Schätzen wir das, was wir erhalten haben?

Schätzen wir das, was wir erhalten haben?

Wir haben den Geist erhalten, „der von Gott ist, damit wir die Dinge erkennen könnten, die uns Gott gütigerweise gegeben hat“ (1. KOR. 2:12)

1. Welche Erfahrung haben viele gemacht?

„MAN merkt oft erst, was man hatte, wenn man es verliert“, sagen viele. Ist es dir auch schon mal so ergangen? Was man von Kindheit an hat, schätzt man oft nicht so sehr. Wächst jemand zum Beispiel in einer wohlhabenden Familie auf, nimmt er später vielleicht vieles für selbstverständlich. So kann es auch Jugendlichen gehen, die aus Mangel an Erfahrung das, was im Leben wirklich wertvoll ist, nicht richtig schätzen.

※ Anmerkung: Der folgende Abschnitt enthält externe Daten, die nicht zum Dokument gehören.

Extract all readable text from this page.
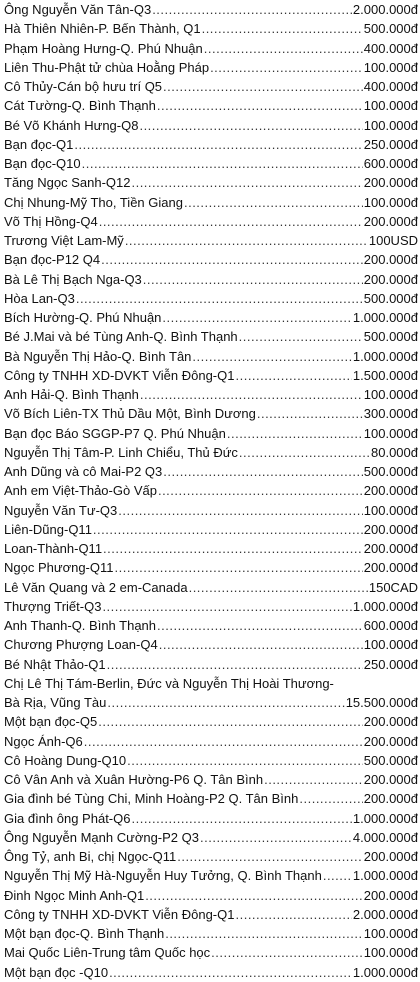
Ông Nguyễn Văn Tân-Q3 .....	2.000.000đ
Hà Thiên Nhiên-P. Bến Thành, Q1 .....	500.000đ
Phạm Hoàng Hưng-Q. Phú Nhuận .....	400.000đ
Liên Thu-Phật tử chùa Hoằng Pháp .....	100.000đ
Cô Thủy-Cán bộ hưu trí Q5 .....	400.000đ
Cát Tường-Q. Bình Thạnh .....	100.000đ
Bé Võ Khánh Hưng-Q8 .....	100.000đ
Bạn đọc-Q1 .....	250.000đ
Bạn đọc-Q10 .....	600.000đ
Tăng Ngọc Sanh-Q12 .....	200.000đ
Chị Nhung-Mỹ Tho, Tiền Giang .....	100.000đ
Võ Thị Hồng-Q4 .....	200.000đ
Trương Việt Lam-Mỹ .....	100USD
Bạn đọc-P12 Q4 .....	200.000đ
Bà Lê Thị Bạch Nga-Q3 .....	200.000đ
Hòa Lan-Q3 .....	500.000đ
Bích Hường-Q. Phú Nhuận .....	1.000.000đ
Bé J.Mai và bé Tùng Anh-Q. Bình Thạnh .....	500.000đ
Bà Nguyễn Thị Hảo-Q. Bình Tân .....	1.000.000đ
Công ty TNHH XD-DVKT Viễn Đông-Q1 .....	1.500.000đ
Anh Hải-Q. Bình Thạnh .....	100.000đ
Võ Bích Liên-TX Thủ Dầu Một, Bình Dương .....	300.000đ
Bạn đọc Báo SGGP-P7 Q. Phú Nhuận .....	100.000đ
Nguyễn Thị Tâm-P. Linh Chiểu, Thủ Đức .....	80.000đ
Anh Dũng và cô Mai-P2 Q3 .....	500.000đ
Anh em Việt-Thảo-Gò Vấp .....	200.000đ
Nguyễn Văn Tư-Q3 .....	100.000đ
Liên-Dũng-Q11 .....	200.000đ
Loan-Thành-Q11 .....	200.000đ
Ngọc Phương-Q11 .....	200.000đ
Lê Văn Quang và 2 em-Canada .....	150CAD
Thượng Triết-Q3 .....	1.000.000đ
Anh Thanh-Q. Bình Thạnh .....	600.000đ
Chương Phượng Loan-Q4 .....	100.000đ
Bé Nhật Thảo-Q1 .....	250.000đ
Chị Lê Thị Tám-Berlin, Đức và Nguyễn Thị Hoài Thương-
Bà Rịa, Vũng Tàu .....	15.500.000đ
Một bạn đọc-Q5 .....	200.000đ
Ngọc Ánh-Q6 .....	200.000đ
Cô Hoàng Dung-Q10 .....	500.000đ
Cô Vân Anh và Xuân Hường-P6 Q. Tân Bình .....	200.000đ
Gia đình bé Tùng Chi, Minh Hoàng-P2 Q. Tân Bình .....	200.000đ
Gia đình ông Phát-Q6 .....	1.000.000đ
Ông Nguyễn Mạnh Cường-P2 Q3 .....	4.000.000đ
Ông Tỷ, anh Bi, chị Ngọc-Q11 .....	200.000đ
Nguyễn Thị Mỹ Hà-Nguyễn Huy Tưởng, Q. Bình Thạnh ..... 1.000.000đ
Đinh Ngọc Minh Anh-Q1 .....	200.000đ
Công ty TNHH XD-DVKT Viễn Đông-Q1 .....	2.000.000đ
Một bạn đọc-Q. Bình Thạnh .....	100.000đ
Mai Quốc Liên-Trung tâm Quốc học .....	100.000đ
Một bạn đọc -Q10 .....	1.000.000đ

2, 3. (a) Worauf sollte ein Jugendlicher achten? (b) Was wird uns helfen, das zu schätzen, was wir haben?

2 Was ist dir als Teenager oder mit Anfang 20 wichtig? Für viele Menschen dreht sich das Leben um materielle Dinge — ein gutes Gehalt, eine schöne Wohnung oder die neusten Hightech-Geräte. Wenn das aber alles ist, fehlt etwas ganz Wichtiges: geistiger Reichtum. Leider haben die meisten nicht einmal angefangen, danach zu suchen. Jugendliche, die in der Wahrheit aufwachsen, müssen oft ganz schön kämpfen, die Wertschätzung für ihr geistiges Erbe nicht zu verlieren (Mat. 5:3). Doch wenn du nicht schätzt, was du erhalten  hast, könnte das bittere Folgen haben, unter denen du dann für den Rest deines Lebens zu leiden hast.

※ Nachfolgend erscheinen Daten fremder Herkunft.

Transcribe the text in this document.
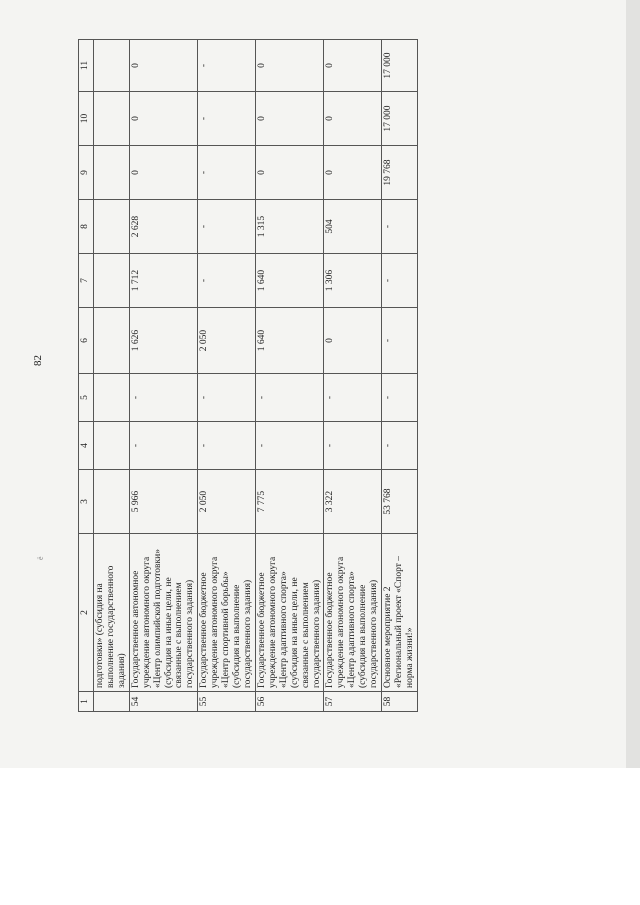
82
ё
1	2	3	4	5	6	7	8	9	10	11
	подготовки» (субсидия на выполнение государственного задания)									
54	Государственное автономное учреждение автономного округа «Центр олимпийской подготовки» (субсидия на иные цели, не связанные с выполнением государственного задания)	5 966	-	-	1 626	1 712	2 628	0	0	0
55	Государственное бюджетное учреждение автономного округа «Центр спортивной борьбы» (субсидия на выполнение государственного задания)	2 050	-	-	2 050	-	-	-	-	-
56	Государственное бюджетное учреждение автономного округа «Центр адаптивного спорта» (субсидия на иные цели, не связанные с выполнением государственного задания)	7 775	-	-	1 640	1 640	1 315	0	0	0
57	Государственное бюджетное учреждение автономного округа «Центр адаптивного спорта» (субсидия на выполнение государственного задания)	3 322	-	-	0	1 306	504	0	0	0
58	Основное мероприятие 2 «Региональный проект «Спорт – норма жизни!»	53 768	-	-	-	-	-	19 768	17 000	17 000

3 Wie kannst du dafür sorgen, dass dir das nicht passiert? Einige biblische Beispiele machen deutlich, warum es klug ist, unser geistiges Erbe zu schätzen. Ganz gleich, wie alt wir sind, wir können alle daraus lernen, wie wertvoll das ist, was wir erhalten haben.

SIE HATTEN KEINE WERTSCHÄTZUNG

4. Was erfahren wir aus 1. Samuel 8:1-5 über die Söhne Samuels?

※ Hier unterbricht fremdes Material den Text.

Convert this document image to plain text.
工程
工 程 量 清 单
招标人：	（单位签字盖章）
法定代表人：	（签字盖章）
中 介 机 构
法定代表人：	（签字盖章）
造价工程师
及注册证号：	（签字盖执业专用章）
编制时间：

4 Die Bibel berichtet von einigen, die ein reiches geistiges Erbe erhalten hatten, es aber nicht schätzten. Das war auch in der Familie des Propheten Samuel so. Samuel hatte Jehova von Kindheit an gedient und hatte bei Gott einen guten Ruf (1. Sam. 12:1-5). Er gab seinen Söhnen Joel und Abija ein gutes Beispiel. Leider nahmen sie sich das nicht zu Herzen, sondern schlugen einen anderen Weg ein. Im Gegensatz zu ihrem Vater waren sie bereit, „das Recht zu beugen“. (Lies 1. Samuel 8:1-5.)

5, 6. Wie entwickelten sich Josias Söhne und ein Enkel?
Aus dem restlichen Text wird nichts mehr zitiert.